Farnaz Golshani, a two-year Manhattan Beach resident and MBEF’s new executive director. Photo courtesy of Farnaz Golshani
When the Manhattan Beach Education Foundation embarked on a search for a new executive director to helm the organization in March, the search committee had braced itself for a long ride.
“We had counted on six months to find an executive director,” said Nina Patel, MBEF board president. “We surprised ourselves.”
In less than a third of that time, the group has welcomed Farnaz Flechner into the role. Flechner — who began part-time last month as she transitions out of her post as executive director of Los Feliz School of the Arts, a charter school in LAUSD — will become full-time as executive director of MBEF and MBEF Endowment, a subsidiary, on June 15. She succeeds Susan Warshaw, who announced in January that she will step down after seven years as MBEF’s executive director.
MBEF is a nonprofit that today raises $5 million annually primarily to keep classroom sizes small, funding some 70 educators across the district. Grants provided by MBEF pay for librarians, science and reading enrichment, music teachers, guidance and career counselors.
“What came out of our interviews was that she’s very thoughtful, her integrity is really important to her, she’s humble, personable and has great management skills,” Patel said. “So far with the fact that most of the situations that have come up in the workings to MBEF — it’s no surprise to her. She’s had such a deep experience that nothing’s been new to her. Yeah, they’re new people but she’s able to handle each of the situations well. She’s not someone you can rattle quite easily.”
Born in Iran, Flechner moved to the United States at a young age and grew up in Santa Monica, where she attended Santa Monica High School. After graduating from UCLA with bachelor’s degrees in fine arts and English literature, she taught photography and English at Grant High School in North Hollywood. She also advised the student yearbook staff
After nearly three years in the classroom, she moved across the country to attend Harvard University, where she earned her master’s in public policy.
“I wanted to try to affect systemic educational reform,” Flechner said. “I enjoyed being in the classroom but I realized pretty quickly that I was thinking about how to improve systems and sectors and programs rather than specific curricula.”
For nearly two decades since then, Flechner has led a handful of nonprofit organizations in the face of financial challenges. After a short stint leading Heart of Los Angeles Youth, an organization offering educational, arts and athletic after-school programs for at-risk kids ages 6 to 18, she went on to serve as vice president of programs at Chrysalis, an L.A.-based nonprofit that provides resources for homeless and low-income individuals looking for employment, and ultimately, self-sufficiency.
During her four-and-a-half years in the role, 93 percent of the group’s homeless clients secured jobs, and more than 90 percent of funding fed directly into programs and services. In every nonprofit she serves, she said her goal is to reduce overhead costs and increase organizational efficiency.

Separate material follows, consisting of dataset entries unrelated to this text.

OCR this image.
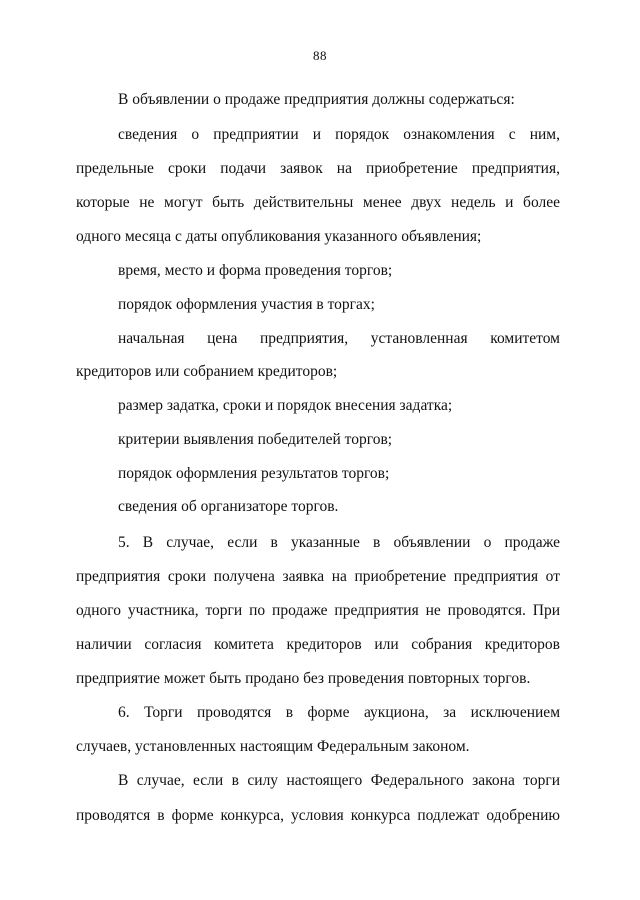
88
В объявлении о продаже предприятия должны содержаться:
сведения о предприятии и порядок ознакомления с ним,
предельные сроки подачи заявок на приобретение предприятия,
которые не могут быть действительны менее двух недель и более
одного месяца с даты опубликования указанного объявления;
время, место и форма проведения торгов;
порядок оформления участия в торгах;
начальная цена предприятия, установленная комитетом
кредиторов или собранием кредиторов;
размер задатка, сроки и порядок внесения задатка;
критерии выявления победителей торгов;
порядок оформления результатов торгов;
сведения об организаторе торгов.
5. В случае, если в указанные в объявлении о продаже
предприятия сроки получена заявка на приобретение предприятия от
одного участника, торги по продаже предприятия не проводятся. При
наличии согласия комитета кредиторов или собрания кредиторов
предприятие может быть продано без проведения повторных торгов.
6. Торги проводятся в форме аукциона, за исключением
случаев, установленных настоящим Федеральным законом.
В случае, если в силу настоящего Федерального закона торги
проводятся в форме конкурса, условия конкурса подлежат одобрению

In one organization, she has helped increase funding by 18 percent; in another, she brought the organization from a $420 deficit one year to a $120,000 surplus the following year.
When she and her husband Lawrence, a urologist, tied the knot, the couple moved to San Francisco and had two children, Aviva, who is now 5, and Micah, 3 1/2. When Lawrence got a new job in Torrance, the couple considered moving to Palos Verdes or Manhattan Beach where the school districts were lauded. Ultimately they settled on the latter for its closer proximity to L.A.
With her two children attending Pacific Elementary as a kindergardener and preschooler, Flechner has become acquainted with the Manhattan Beach school community.
“We have a more engaged parent population than most places I’ve ever observed,” she said. “Parents are willing to come in and volunteer in classes, recognize their responsibility to subsidize funding and have helped develop really beautiful and effective schools.”
In her new role, she said she will work to bring MBEF, district administrators, teachers and the district board of trustees together to create a single shared mission, vision and strategic plan. MBEF’s grant program will align with this larger vision, which will build students’ characters, sense of engagement and responsibility, she said.
“All of that is visible in Manhattan Beach,” she said. “It’s what pulled us here.”